There is certainly a right answer, my body, my choice. Get out of here trying to reason with the pro life side. There is no discussion. There is no compromise, there is no trying to understand those fools. My body, my choice no more discussion. That’s all the discussion we need
They absolutely do. They absolutely absolutely do. And society gets to have a boundary that says we don’t want unvaccinated people in our society. So those people who want to choose to not be vaccinated can go somewhere else.
Is this the same as “if you want to have an abortion, go somewhere else”? Why or why not?
You do, but you don’t get to send your infectious brat to public school, and you might not get to drag your infectious ass into somebody else’s private property, like for example the place where you work, or into a regulated public space such as a government office. But you will not be held down and vaccinated against your will. 'kay?
Setting up a Sophie’s Choice does not support what you think you’re saying. If I crafted some extreme consequence for choosing to have an abortion-- while still allowing it, would you support that?
The underlying presumption with “my body, my choice” is that there aren’t applied consequences for making the choice, no?
One affects other people, the other does not. Get out of here with your debate, my body, my choice.
It might depend on what you mean by forced, but I meant it more as a hypothetical. the “my body, my choice” argument doesn’t logically differentiate between the two things. Which is why it’s ineffective at convincing people to support choice.
Sure, HOWEVER, not being vaccinated puts society as a whole at risk. So, there are two options, be part of society, and get vaccinated, OR, don’t get vaccinated, and don’t be part of society. It’s like wearing clothes in public. I sure as fuck don’t want to wear clothes, like ever, but I do, so I can be part of society.
An abortion affects the mother ONLY. Not an apples to apples comparison at all.
An anti-vaxxer does have a choice, but so does the society around them. If you do not vax you run the potential of carrying a larger load of a decease that can harm and/or kill me and/or my family simply for having been in the same space as you. I do not want that risk and if enough of society believe that risk to be too great, then you, the anti-vaxxer, must vacate the public space.

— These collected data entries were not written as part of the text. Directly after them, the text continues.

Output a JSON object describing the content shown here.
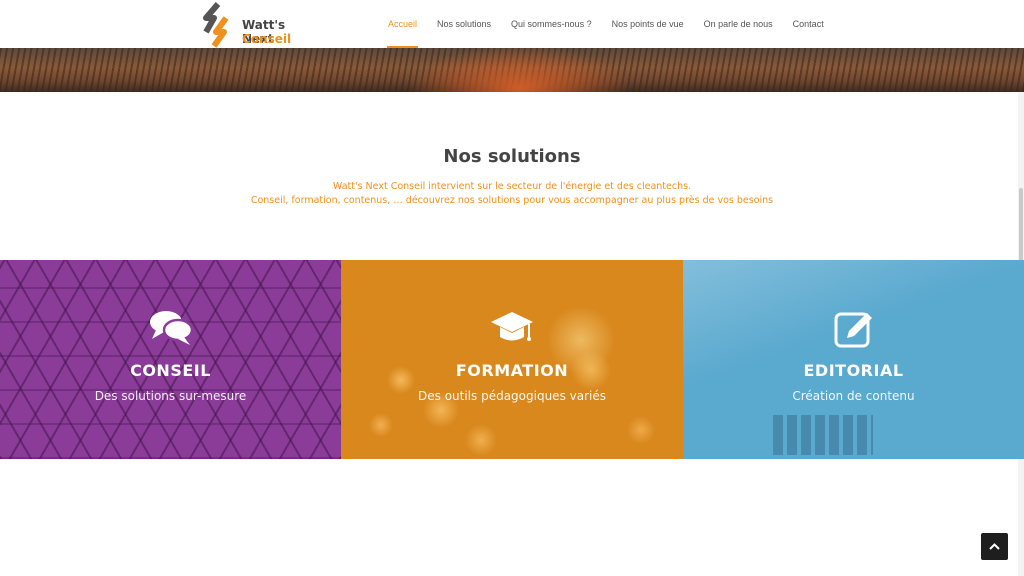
{
  "brand": {
    "name": "Watt's Next",
    "sub": "Conseil",
    "accent": "#f0901e"
  },
  "nav": {
    "items": [
      {
        "label": "Accueil",
        "active": true
      },
      {
        "label": "Nos solutions"
      },
      {
        "label": "Qui sommes-nous ?"
      },
      {
        "label": "Nos points de vue"
      },
      {
        "label": "On parle de nous"
      },
      {
        "label": "Contact"
      }
    ]
  },
  "main": {
    "title": "Nos solutions",
    "intro_line1": "Watt's Next Conseil intervient sur le secteur de l'énergie et des cleantechs.",
    "intro_line2": "Conseil, formation, contenus, … découvrez nos solutions pour vous accompagner au plus près de vos besoins"
  },
  "panels": [
    {
      "title": "CONSEIL",
      "subtitle": "Des solutions sur-mesure",
      "icon": "chat-bubbles-icon",
      "color": "#8a3c98"
    },
    {
      "title": "FORMATION",
      "subtitle": "Des outils pédagogiques variés",
      "icon": "graduation-cap-icon",
      "color": "#d9881e"
    },
    {
      "title": "EDITORIAL",
      "subtitle": "Création de contenu",
      "icon": "edit-icon",
      "color": "#5aa9cf"
    }
  ],
  "back_to_top": {
    "icon": "chevron-up-icon"
  }
}
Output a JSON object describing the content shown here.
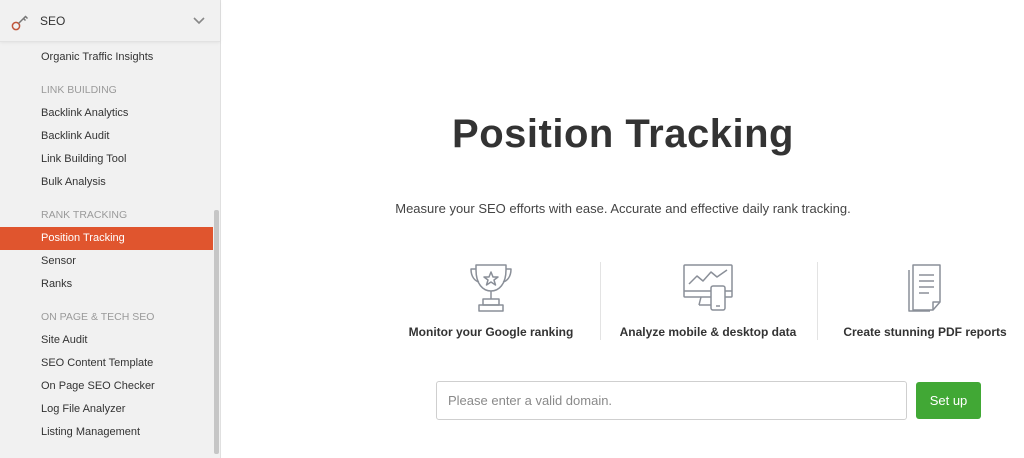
{
  "sidebar": {
    "header": {
      "title": "SEO",
      "icon": "key-icon",
      "expand_icon": "chevron-down-icon"
    },
    "top_item": "Organic Traffic Insights",
    "sections": [
      {
        "title": "LINK BUILDING",
        "items": [
          "Backlink Analytics",
          "Backlink Audit",
          "Link Building Tool",
          "Bulk Analysis"
        ]
      },
      {
        "title": "RANK TRACKING",
        "items": [
          "Position Tracking",
          "Sensor",
          "Ranks"
        ]
      },
      {
        "title": "ON PAGE & TECH SEO",
        "items": [
          "Site Audit",
          "SEO Content Template",
          "On Page SEO Checker",
          "Log File Analyzer",
          "Listing Management"
        ]
      }
    ],
    "active_item": "Position Tracking"
  },
  "main": {
    "title": "Position Tracking",
    "subtitle": "Measure your SEO efforts with ease. Accurate and effective daily rank tracking.",
    "features": [
      {
        "label": "Monitor your Google ranking",
        "icon": "trophy-icon"
      },
      {
        "label": "Analyze mobile & desktop data",
        "icon": "devices-icon"
      },
      {
        "label": "Create stunning PDF reports",
        "icon": "document-icon"
      }
    ],
    "domain_input": {
      "placeholder": "Please enter a valid domain.",
      "value": ""
    },
    "setup_button": "Set up"
  },
  "colors": {
    "active": "#e0552e",
    "button": "#41a835",
    "sidebar_bg": "#f1f1f1"
  }
}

Abortion is explicitly different as, for one, it doesn’t physically effect any other human being except the mother. Now, beyond my feeling that this question is quite explicitly a smug attempt at a “got ya” question, in the case of an abortion, the Mother is the whole of society, and, like in the anti-vaxxer case, the society gets to determine what’s best for the whole… to be clear, that means the Mother has sole determination to whether to carry a pregnancy or to abort.
Abortion is explicitly different as, for one, it doesn’t physically effect any other human being except the mother.
Is this true? You can’t think of any other party that is involved?
no one forced you to wear a mask. women ae being forced to carry their rapists child. comparing yourself to them is pretty fucked up.
That isn’t what I said or what I did.
Does “My body, my choice” also apply to anti vaxxers? Do you support the stance that they should get to decide what to do with their body when it comes to vaccines, without any government punishment for making that choice?
If not, then what kind of defense is “my body, my choice”, really? A pretty weak one, right? Because it’s obviously not universally applied, so you need to defend why some instances it’s not “my body, my choice” and some instances it is. If you’re going to need to defend the defense, you might as well just drop the “my body, my choice” defense altogether and directly defend why it’s wrong.
And since it seems that if I don’t say it in every comment it will immediately be forgotten: I am pro choice. I do not believe the government should have the power to force people to undergo medical procedures against their will-- especially birth, but not limited to birth. I think even anti-choicers would be horrified if someone suggested that the government be allowed to force people to undergo organ donations to “save a life”; they just haven’t put 2 and 2 together. Which is my point-- that pro-choice people make bad choices when it comes to defending their position on abortion. It’s very often a complete dismissal without even an effort to explain.
Yes, from the comfort of their own home.
It’s also other people’s choice to not be sprayed with an anti-vaxxers disease.
If you think you can force your subjective will on billions of people by plugging your ears and shouting “I’m right” you’re going to be very disappointed by life.
There is truth in all perspectives and denying that helps no one, including yourself.
The irony of saying this when being pro life is forcing an exclusively Christian belief on other people.
There is no one Christian opinion now or any time history about abortion. But if you want to go with Augustine, Thomas Aquinas and Pope Innocent III early abortion before quickening was not a sin as per the two latter that is when the fetus is ensouled. That is around the middle of the second trimester. Popes Sixtus V and Stephen V both were against it at any point. Luther seems to be against it at any point.